Years passed. I became a mother of four myself, and tried to follow her example of what it meant to be a good, moral woman. And just like her, I found myself repeating mommyisms: “life is unfair,” “because I said so,” “one day you’ll thank me” were a few of my favorites. Strangely enough, I steered clear of her signature trademark.
Was I too cool to be so sappy? God knows I adore my children and gush over them ad nauseam. Always wanting to appear “with it” in the eyes of my kid’s friends, perhaps I felt the words were a bit old-fashioned for this hip mom to say. Then, one moment changed everything.
From the time my mom was 57, she suffered one excruciating ailment after another: six hip replacements, back surgery, breast cancer, spinal stenosis, and rheumatoid arthritis just to name a few. And, for the next 30 years, she survived on an arsenal of narcotics as each limb and organ disintegrated. Outside help was unheard of in the Madden family, and I was placed in charge of her medical care. There was nothing I could do to alleviate the constant pain that the most important woman in my life suffered with daily.
One day, in 2003, as she lay writhing in pain, I bent over to gently kiss her and fluff her pillow. I’m sure that my teary eyes made my inner sadness evident to her. Besides knowing our time was limited, my personal life was in ruins as I struggled through my divorce. My entire world was crumbling and she could see it.
Ever the quintessential lioness whose first instinct was to protect her cub, she put her own pain aside. Pulling my 51-year-old body onto her bed, she held me close and tried to soothe my aching heart.
“Jackie,” she whispered into my ear, “always remember, I love you with all my heart.”
In that moment, the intensity of those words reverberated in my soul, and it suddenly became crystal clear. No matter how old we become, nothing in this world will ever compare to the love a mother has for her child.

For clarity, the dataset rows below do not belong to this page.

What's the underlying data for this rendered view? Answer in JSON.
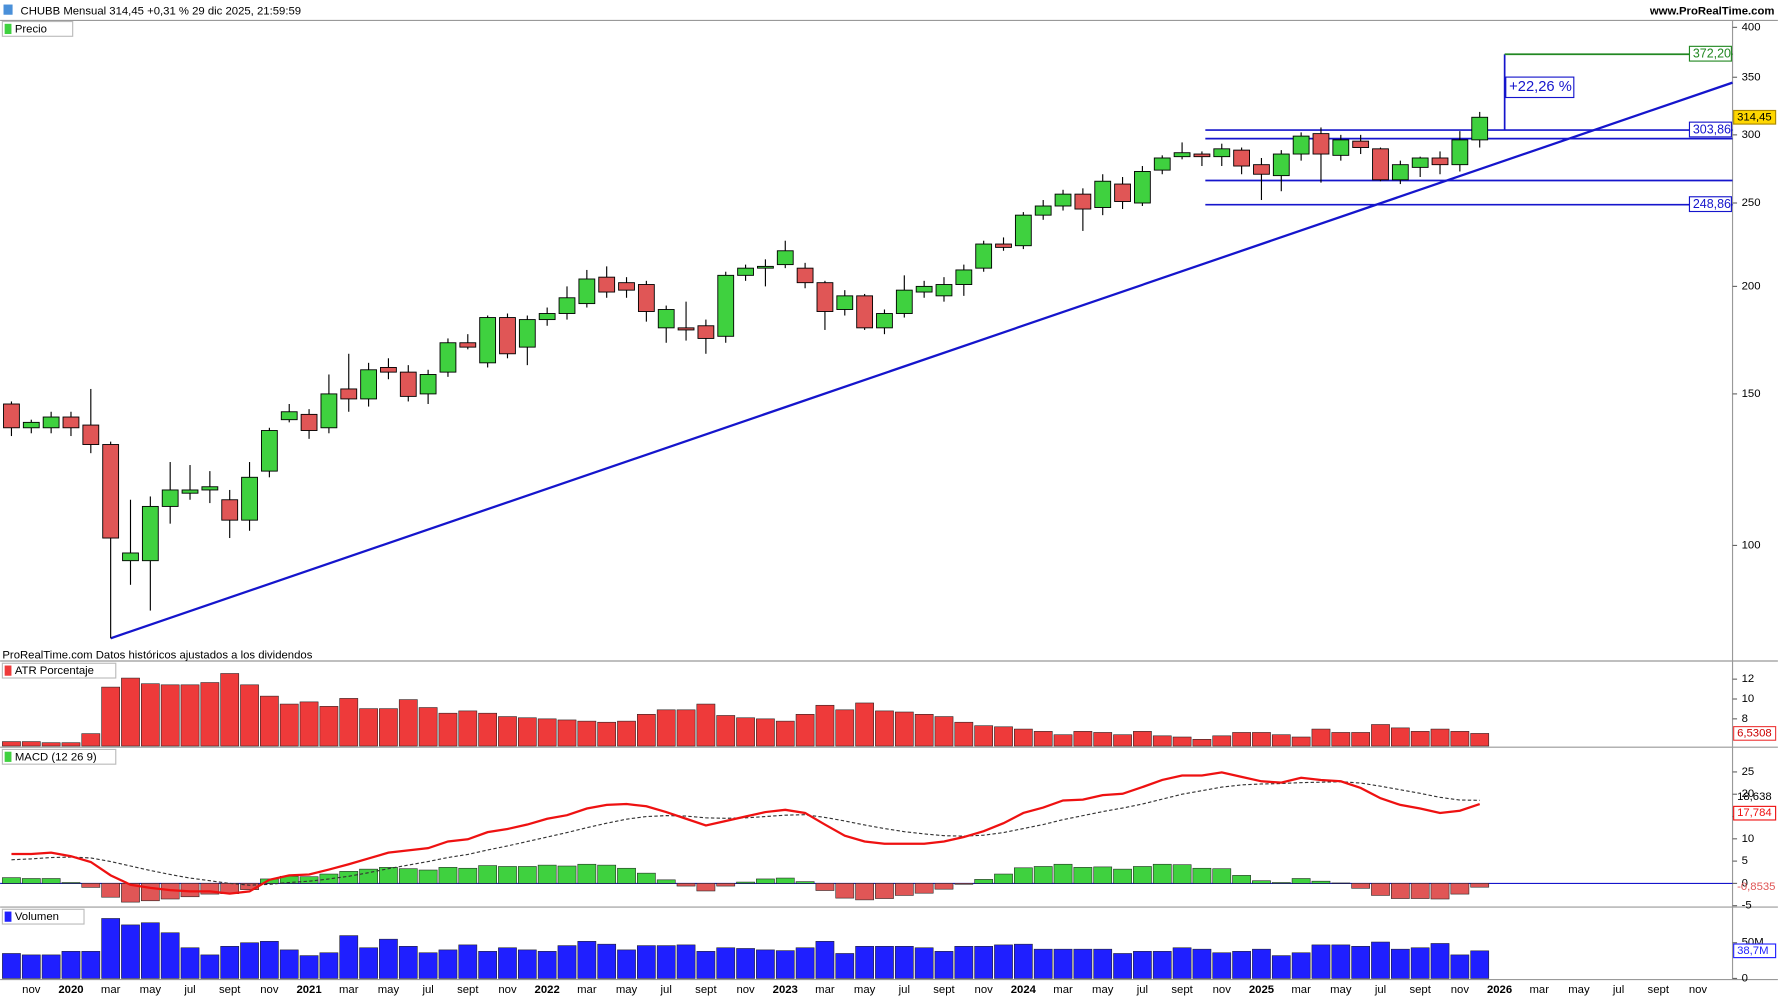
{
  "header": {
    "title": "CHUBB Mensual 314,45 +0,31 % 29 dic 2025, 21:59:59",
    "site": "www.ProRealTime.com",
    "note": "ProRealTime.com Datos históricos ajustados a los dividendos"
  },
  "chart_data": [
    {
      "type": "candlestick",
      "title": "Precio",
      "categories": [
        null,
        "nov",
        null,
        "2020",
        null,
        "mar",
        null,
        "may",
        null,
        "jul",
        null,
        "sept",
        null,
        "nov",
        null,
        "2021",
        null,
        "mar",
        null,
        "may",
        null,
        "jul",
        null,
        "sept",
        null,
        "nov",
        null,
        "2022",
        null,
        "mar",
        null,
        "may",
        null,
        "jul",
        null,
        "sept",
        null,
        "nov",
        null,
        "2023",
        null,
        "mar",
        null,
        "may",
        null,
        "jul",
        null,
        "sept",
        null,
        "nov",
        null,
        "2024",
        null,
        "mar",
        null,
        "may",
        null,
        "jul",
        null,
        "sept",
        null,
        "nov",
        null,
        "2025",
        null,
        "mar",
        null,
        "may",
        null,
        "jul",
        null,
        "sept",
        null,
        "nov",
        null
      ],
      "future_categories": [
        "2026",
        null,
        "mar",
        null,
        "may",
        null,
        "jul",
        null,
        "sept",
        null,
        "nov"
      ],
      "open": [
        146,
        137,
        137,
        141,
        138,
        131,
        96,
        96,
        111,
        115,
        116,
        113,
        107,
        122,
        140,
        142,
        137,
        152,
        148,
        161,
        159,
        150,
        159,
        172,
        163,
        184,
        170,
        183,
        186,
        191,
        205,
        202,
        201,
        179,
        179,
        180,
        175,
        206,
        210,
        212,
        210,
        202,
        188,
        195,
        179,
        186,
        197,
        195,
        201,
        210,
        224,
        223,
        242,
        248,
        256,
        247,
        263,
        250,
        273,
        283,
        285,
        283,
        288,
        277,
        269,
        285,
        301,
        284,
        295,
        289,
        266,
        275,
        282,
        277,
        296
      ],
      "high": [
        147,
        140,
        143,
        143,
        152,
        132,
        113,
        114,
        125,
        124,
        122,
        116,
        125,
        137,
        146,
        144,
        158,
        167,
        163,
        165,
        162,
        160,
        174,
        176,
        185,
        186,
        185,
        189,
        200,
        209,
        211,
        205,
        203,
        190,
        192,
        183,
        208,
        212,
        215,
        226,
        213,
        203,
        198,
        196,
        188,
        206,
        203,
        205,
        212,
        226,
        228,
        244,
        252,
        259,
        260,
        270,
        268,
        276,
        284,
        294,
        287,
        293,
        290,
        282,
        288,
        302,
        306,
        300,
        300,
        290,
        280,
        283,
        287,
        303,
        319
      ],
      "low": [
        134,
        135,
        135,
        134,
        128,
        78,
        90,
        84,
        106,
        113,
        112,
        102,
        104,
        120,
        139,
        133,
        135,
        143,
        145,
        156,
        147,
        146,
        157,
        169,
        161,
        165,
        162,
        180,
        183,
        189,
        194,
        194,
        182,
        172,
        173,
        167,
        172,
        203,
        200,
        210,
        199,
        178,
        185,
        178,
        176,
        184,
        194,
        192,
        195,
        208,
        220,
        221,
        239,
        245,
        232,
        242,
        246,
        248,
        270,
        281,
        276,
        276,
        270,
        252,
        258,
        280,
        264,
        280,
        285,
        265,
        263,
        268,
        270,
        272,
        290
      ],
      "close": [
        137,
        139,
        141,
        137,
        131,
        102,
        98,
        111,
        116,
        116,
        117,
        107,
        120,
        136,
        143,
        136,
        150,
        148,
        160,
        159,
        149,
        158,
        172,
        170,
        184,
        167,
        183,
        186,
        194,
        204,
        197,
        198,
        187,
        188,
        178,
        174,
        206,
        210,
        211,
        220,
        202,
        187,
        195,
        179,
        186,
        198,
        200,
        201,
        209,
        224,
        222,
        242,
        248,
        256,
        246,
        265,
        251,
        272,
        282,
        286,
        283,
        289,
        276,
        270,
        285,
        299,
        285,
        296,
        290,
        266,
        277,
        282,
        277,
        296,
        314.45
      ],
      "up_color": "#3fd13f",
      "down_color": "#e05656",
      "log_scale": true,
      "ylim": [
        73.4,
        407.5
      ],
      "yticks": [
        100,
        150,
        200,
        250,
        300,
        350,
        400
      ],
      "last_label": "314,45",
      "levels": [
        {
          "value": 303.86,
          "label": "303,86"
        },
        {
          "value": 297
        },
        {
          "value": 265.5
        },
        {
          "value": 248.86,
          "label": "248,86"
        }
      ],
      "target": {
        "value": 372.2,
        "label": "372,20"
      },
      "change_label": "+22,26 %",
      "trendline": [
        78,
        345
      ]
    },
    {
      "type": "bar",
      "title": "ATR Porcentaje",
      "color": "#ee3a3a",
      "values": [
        5.71,
        5.71,
        5.6,
        5.6,
        6.51,
        11.2,
        12.11,
        11.54,
        11.43,
        11.43,
        11.66,
        12.57,
        11.43,
        10.29,
        9.49,
        9.71,
        9.26,
        10.06,
        9.03,
        9.03,
        9.94,
        9.14,
        8.57,
        8.8,
        8.57,
        8.23,
        8.11,
        8.0,
        7.89,
        7.77,
        7.66,
        7.77,
        8.46,
        8.91,
        8.91,
        9.49,
        8.34,
        8.11,
        8.0,
        7.77,
        8.46,
        9.37,
        8.91,
        9.6,
        8.8,
        8.69,
        8.46,
        8.23,
        7.66,
        7.31,
        7.2,
        6.97,
        6.74,
        6.4,
        6.74,
        6.63,
        6.4,
        6.74,
        6.29,
        6.17,
        5.94,
        6.29,
        6.63,
        6.63,
        6.4,
        6.17,
        6.97,
        6.63,
        6.63,
        7.43,
        7.09,
        6.74,
        6.97,
        6.74,
        6.5308
      ],
      "ylim": [
        5.26,
        13.83
      ],
      "yticks": [
        8,
        10,
        12
      ],
      "last_label": "6,5308"
    },
    {
      "type": "macd",
      "title": "MACD (12 26 9)",
      "macd": {
        "color": "#ee1111",
        "last_label": "17,784",
        "values": [
          6.6,
          6.6,
          6.9,
          6.1,
          4.8,
          1.8,
          -0.3,
          -1.0,
          -1.5,
          -1.8,
          -1.8,
          -2.3,
          -1.8,
          0.8,
          1.8,
          2.0,
          3.1,
          4.3,
          5.6,
          6.9,
          7.4,
          7.9,
          9.4,
          9.9,
          11.5,
          12.2,
          13.2,
          14.5,
          15.3,
          16.8,
          17.6,
          17.8,
          17.3,
          16.0,
          14.5,
          13.0,
          14.0,
          15.0,
          16.0,
          16.5,
          15.8,
          13.2,
          10.7,
          9.4,
          8.9,
          8.9,
          8.9,
          9.4,
          10.4,
          11.7,
          13.5,
          15.8,
          17.0,
          18.6,
          18.8,
          19.8,
          20.1,
          21.6,
          23.2,
          24.2,
          24.2,
          24.9,
          23.9,
          22.9,
          22.6,
          23.7,
          23.2,
          22.9,
          21.4,
          19.1,
          17.6,
          16.8,
          15.8,
          16.3,
          17.784
        ]
      },
      "signal": {
        "color": "#333333",
        "last_label": "18,638",
        "values": [
          5.3,
          5.5,
          5.8,
          5.9,
          5.7,
          4.9,
          3.9,
          2.9,
          2.0,
          1.2,
          0.6,
          0.0,
          -0.4,
          -0.2,
          0.2,
          0.5,
          1.0,
          1.6,
          2.4,
          3.3,
          4.1,
          4.9,
          5.8,
          6.5,
          7.5,
          8.4,
          9.4,
          10.4,
          11.4,
          12.5,
          13.5,
          14.4,
          15.0,
          15.2,
          15.1,
          14.7,
          14.6,
          14.7,
          15.0,
          15.3,
          15.4,
          14.8,
          14.0,
          13.1,
          12.3,
          11.6,
          11.1,
          10.7,
          10.6,
          10.8,
          11.4,
          12.3,
          13.2,
          14.3,
          15.2,
          16.1,
          16.9,
          17.8,
          18.9,
          20.0,
          20.8,
          21.6,
          22.1,
          22.3,
          22.4,
          22.6,
          22.7,
          22.8,
          22.5,
          21.8,
          21.0,
          20.2,
          19.3,
          18.7,
          18.638
        ]
      },
      "histogram": {
        "up_color": "#3fd13f",
        "down_color": "#e05656",
        "last_label": "-0,8535",
        "values": [
          1.3,
          1.1,
          1.1,
          0.2,
          -0.9,
          -3.1,
          -4.2,
          -3.9,
          -3.5,
          -3.0,
          -2.4,
          -2.3,
          -1.4,
          1.0,
          1.6,
          1.5,
          2.1,
          2.7,
          3.2,
          3.6,
          3.3,
          3.0,
          3.6,
          3.4,
          4.0,
          3.8,
          3.8,
          4.1,
          3.9,
          4.3,
          4.1,
          3.4,
          2.3,
          0.8,
          -0.6,
          -1.7,
          -0.6,
          0.3,
          1.0,
          1.2,
          0.4,
          -1.6,
          -3.3,
          -3.7,
          -3.4,
          -2.7,
          -2.2,
          -1.3,
          -0.2,
          0.9,
          2.1,
          3.5,
          3.8,
          4.3,
          3.6,
          3.7,
          3.2,
          3.8,
          4.3,
          4.2,
          3.4,
          3.3,
          1.8,
          0.6,
          0.2,
          1.1,
          0.5,
          0.1,
          -1.1,
          -2.7,
          -3.4,
          -3.4,
          -3.5,
          -2.4,
          -0.8535
        ]
      },
      "ylim": [
        -5.3,
        30.3
      ],
      "yticks": [
        -5,
        0,
        5,
        10,
        15,
        20,
        25
      ]
    },
    {
      "type": "bar",
      "title": "Volumen",
      "color": "#1f1fff",
      "values": [
        35000000,
        33000000,
        33000000,
        38000000,
        38000000,
        84000000,
        75000000,
        78000000,
        64000000,
        43000000,
        33000000,
        45000000,
        50000000,
        52000000,
        40000000,
        32000000,
        36000000,
        60000000,
        43000000,
        55000000,
        45000000,
        36000000,
        40000000,
        47000000,
        38000000,
        43000000,
        40000000,
        38000000,
        46000000,
        52000000,
        48000000,
        40000000,
        46000000,
        46000000,
        47000000,
        38000000,
        43000000,
        42000000,
        40000000,
        39000000,
        43000000,
        52000000,
        35000000,
        45000000,
        45000000,
        45000000,
        43000000,
        38000000,
        45000000,
        45000000,
        47000000,
        48000000,
        41000000,
        41000000,
        41000000,
        41000000,
        35000000,
        38000000,
        38000000,
        43000000,
        41000000,
        36000000,
        38000000,
        41000000,
        32000000,
        36000000,
        47000000,
        47000000,
        45000000,
        51000000,
        41000000,
        43000000,
        49000000,
        33000000,
        38700000
      ],
      "ylim": [
        0,
        100000000
      ],
      "yticks": [
        0,
        {
          "value": 50000000,
          "label": "50M"
        }
      ],
      "last_label": "38,7M"
    }
  ]
}
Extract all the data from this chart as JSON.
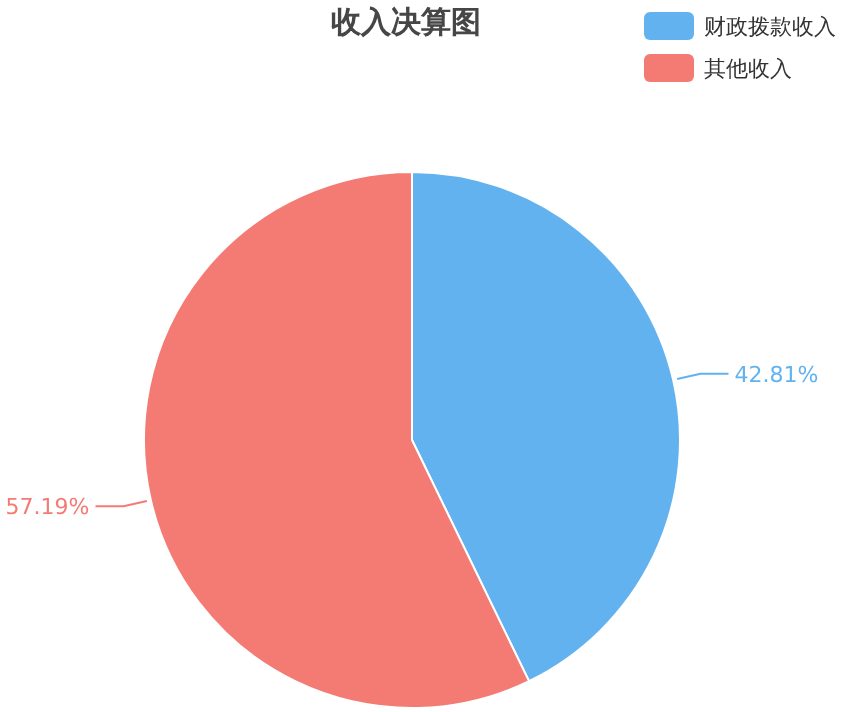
{
  "chart_data": {
    "type": "pie",
    "title": "收入决算图",
    "categories": [
      "财政拨款收入",
      "其他收入"
    ],
    "values": [
      42.81,
      57.19
    ],
    "colors": [
      "#62b2ef",
      "#f47b74"
    ],
    "value_labels": [
      "42.81%",
      "57.19%"
    ],
    "legend": "top right"
  }
}
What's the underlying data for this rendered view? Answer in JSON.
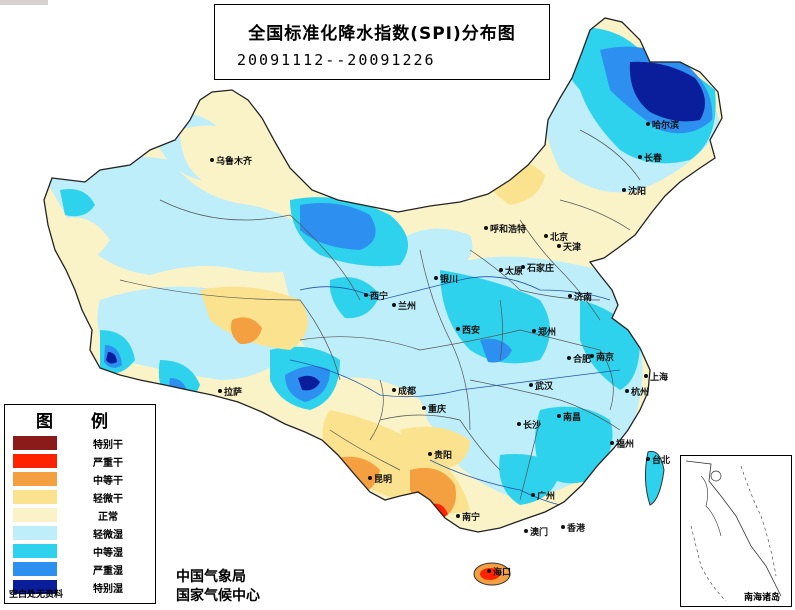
{
  "title": {
    "main": "全国标准化降水指数(SPI)分布图",
    "dates": "20091112--20091226"
  },
  "legend": {
    "title": "图 例",
    "items": [
      {
        "label": "特别干",
        "color": "#8b1a1a"
      },
      {
        "label": "严重干",
        "color": "#ff2200"
      },
      {
        "label": "中等干",
        "color": "#f5a040"
      },
      {
        "label": "轻微干",
        "color": "#fbe28e"
      },
      {
        "label": "正常",
        "color": "#fbf3c8"
      },
      {
        "label": "轻微湿",
        "color": "#bdeefa"
      },
      {
        "label": "中等湿",
        "color": "#2fd2ec"
      },
      {
        "label": "严重湿",
        "color": "#2d8ff0"
      },
      {
        "label": "特别湿",
        "color": "#0a1e9c"
      }
    ],
    "note": "空白处无资料"
  },
  "agency": {
    "line1": "中国气象局",
    "line2": "国家气候中心"
  },
  "inset_label": "南海诸岛",
  "cities": [
    {
      "name": "乌鲁木齐"
    },
    {
      "name": "哈尔滨"
    },
    {
      "name": "长春"
    },
    {
      "name": "沈阳"
    },
    {
      "name": "呼和浩特"
    },
    {
      "name": "北京"
    },
    {
      "name": "天津"
    },
    {
      "name": "太原"
    },
    {
      "name": "石家庄"
    },
    {
      "name": "银川"
    },
    {
      "name": "西宁"
    },
    {
      "name": "兰州"
    },
    {
      "name": "济南"
    },
    {
      "name": "西安"
    },
    {
      "name": "郑州"
    },
    {
      "name": "合肥"
    },
    {
      "name": "南京"
    },
    {
      "name": "上海"
    },
    {
      "name": "拉萨"
    },
    {
      "name": "成都"
    },
    {
      "name": "武汉"
    },
    {
      "name": "杭州"
    },
    {
      "name": "重庆"
    },
    {
      "name": "南昌"
    },
    {
      "name": "长沙"
    },
    {
      "name": "福州"
    },
    {
      "name": "贵阳"
    },
    {
      "name": "台北"
    },
    {
      "name": "昆明"
    },
    {
      "name": "广州"
    },
    {
      "name": "南宁"
    },
    {
      "name": "香港"
    },
    {
      "name": "澳门"
    },
    {
      "name": "海口"
    }
  ]
}
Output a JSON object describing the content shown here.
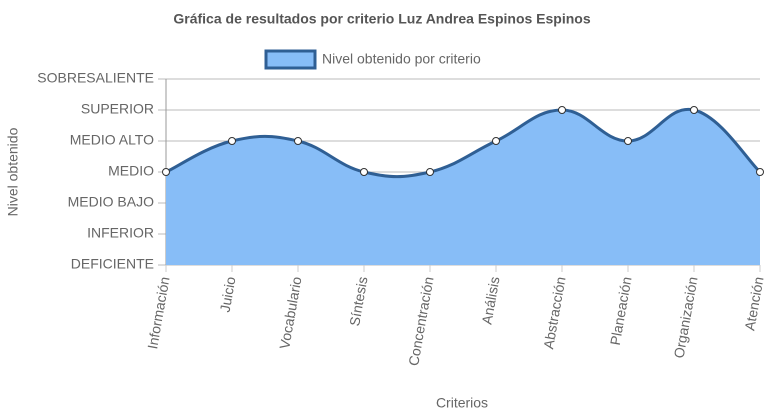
{
  "chart_data": {
    "type": "line",
    "title": "Gráfica de resultados por criterio Luz Andrea Espinos Espinos",
    "x_label": "Criterios",
    "y_label": "Nivel obtenido",
    "categories": [
      "Información",
      "Juicio",
      "Vocabulario",
      "Síntesis",
      "Concentración",
      "Análisis",
      "Abstracción",
      "Planeación",
      "Organización",
      "Atención"
    ],
    "series": [
      {
        "name": "Nivel obtenido por criterio",
        "color": "#2f5f94",
        "fill": "#87bdf7",
        "values": [
          3,
          4,
          4,
          3,
          3,
          4,
          5,
          4,
          5,
          3
        ]
      }
    ],
    "ylim": [
      0,
      6
    ],
    "yticks": [
      {
        "value": 0,
        "label": "DEFICIENTE"
      },
      {
        "value": 1,
        "label": "INFERIOR"
      },
      {
        "value": 2,
        "label": "MEDIO BAJO"
      },
      {
        "value": 3,
        "label": "MEDIO"
      },
      {
        "value": 4,
        "label": "MEDIO ALTO"
      },
      {
        "value": 5,
        "label": "SUPERIOR"
      },
      {
        "value": 6,
        "label": "SOBRESALIENTE"
      }
    ],
    "grid": true,
    "legend": "top"
  }
}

A month later she was gone. Standing by her bed, holding her hand as she slipped away, I knew I’d never be loved again to the depth she had loved me, and I wondered if my children really knew how much I loved them. The one way to be sure was to say it each and every day, just as my mother did to me.
Now when I bid my adult babies adieu, I lovingly use the same words my mother made so rich with meaning. I’m sure they think I’m weird, but I don’t worry. When they’re parents, they’ll understand what it means to love with their whole heart – beautiful, unconditional, and eternal.
Loving with with one’s entire heart takes commitment. Too often our own egos get in the way and we expect much in return so the heart becomes blocked. How do you keep yours open when you love to the fullest?